Para qualidade de vida nas cidades, governança deve priorizar medidas de sustentabilidade e resiliência

Resumo da pesquisa:
  •  A Infraestrutura Verde e Azul é uma estratégia para mitigar a perda de biodiversidade e a poluição nas cidades através da manutenção de áreas verdes e cursos d’água
  • A economia circular, que busca minimizar a extração de recursos e evitar desperdício de materiais e energia gerada, é um dos mecanismos associados a esta solução
  • Pesquisas futuras podem abordar as particularidades das cidades do Sul global
Pesquisador(es):
José Antonio Puppim de Oliveira

Rodrigo Bellezoni

Wan-yu Shih

Bogachan Bayulken
Diante de desafios globais como as mudanças climáticas, as inovações que estimulam a autossuficiência das cidades devem compor o foco da ação política e financeira dos governos.

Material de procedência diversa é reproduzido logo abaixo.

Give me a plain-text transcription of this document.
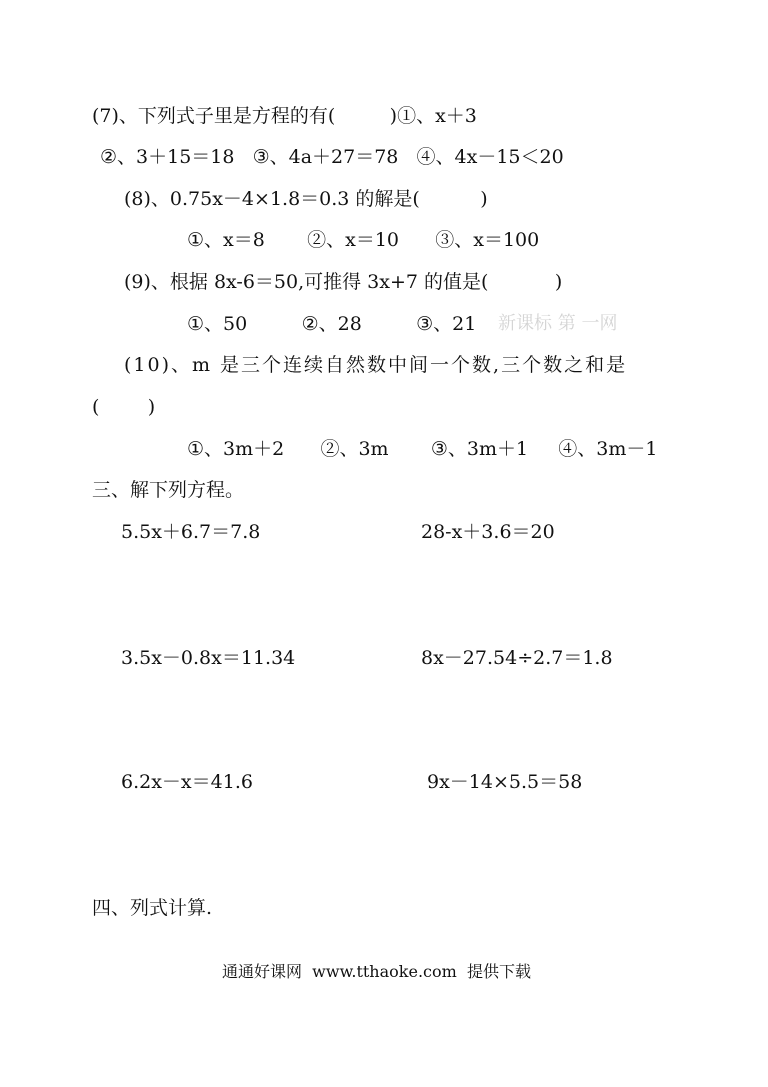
(7)、下列式子里是方程的有(         )①、x＋3
②、3＋15＝18   ③、4a＋27＝78   ④、4x－15＜20
(8)、0.75x－4×1.8＝0.3 的解是(          )
①、x＝8       ②、x＝10      ③、x＝100
(9)、根据 8x-6＝50,可推得 3x+7 的值是(           )
①、50         ②、28         ③、21 新课标 第 一网
(10)、m 是三个连续自然数中间一个数,三个数之和是
(        )
①、3m＋2      ②、3m       ③、3m＋1     ④、3m－1
三、解下列方程。
5.5x＋6.7＝7.8	28-x＋3.6＝20
3.5x－0.8x＝11.34	8x－27.54÷2.7＝1.8
6.2x－x＝41.6	9x－14×5.5＝58
四、列式计算.
通通好课网  www.tthaoke.com  提供下载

Quando aplicada às áreas urbanas, a estratégia conhecida como Infraestrutura Verde e Azul contribui para mitigar a perda de biodiversidade e a poluição do ar e da água nas cidades, melhorando a qualidade de vida da população urbana e promovendo proteção ambiental.

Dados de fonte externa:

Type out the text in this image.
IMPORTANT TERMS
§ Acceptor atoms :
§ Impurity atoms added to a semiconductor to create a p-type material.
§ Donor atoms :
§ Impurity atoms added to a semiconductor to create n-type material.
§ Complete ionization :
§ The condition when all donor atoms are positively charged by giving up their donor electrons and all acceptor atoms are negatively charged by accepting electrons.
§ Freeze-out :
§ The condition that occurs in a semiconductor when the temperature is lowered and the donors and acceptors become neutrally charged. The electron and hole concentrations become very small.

A constatação é de artigo publicado na revista “Journal of Cleaner Production” com coautoria do pesquisador da FGV EAESP José Puppim de Oliveira, que promove discussão teórica sobre as bases da Infraestrutura Verde e Azul (Urban Green and Blue Infrastructure, ou GBI, na sigla em inglês).

O conceito traz contribuições para o planejamento e engenharia tradicionais para garantir um futuro com segurança nos níveis de clima, energia, biodiversidade, saúde, alimentação e acesso à água, conectando-se com os Objetivos do Desenvolvimento Sustentável definidos pela Organização das Nações Unidas (ONU). Ele observa os benefícios sociais, econômicos e ecológicos decorrentes da manutenção interconectada de áreas verdes e corpos d’água a fim de garantir resiliência climática e sustentabilidade urbana.

Sustentabilidade urbana está relacionada à economia circular, evitando desperdício de água e energia


Entre os mecanismos associados a esta solução em escala local estão a economia circular, que busca minimizar a extração e o consumo de recursos naturais através do reaproveitamento e extensão da vida útil dos materiais. Soluções baseadas na natureza podem evitar o desperdício de água e energia e a geração de resíduos sólidos, problemas recorrentes nas áreas urbanas. Considerando a interdependência das cadeias produtivas, a Infraestrutura Verde e Azul também pode ser integrada aos sistemas alimentares, hídricos e energéticos conforme as características sociais e ecológicas de cada região.

Segundo os autores, pesquisas futuras podem abordar as particularidades das cidades do Sul global para a aplicação da proposta.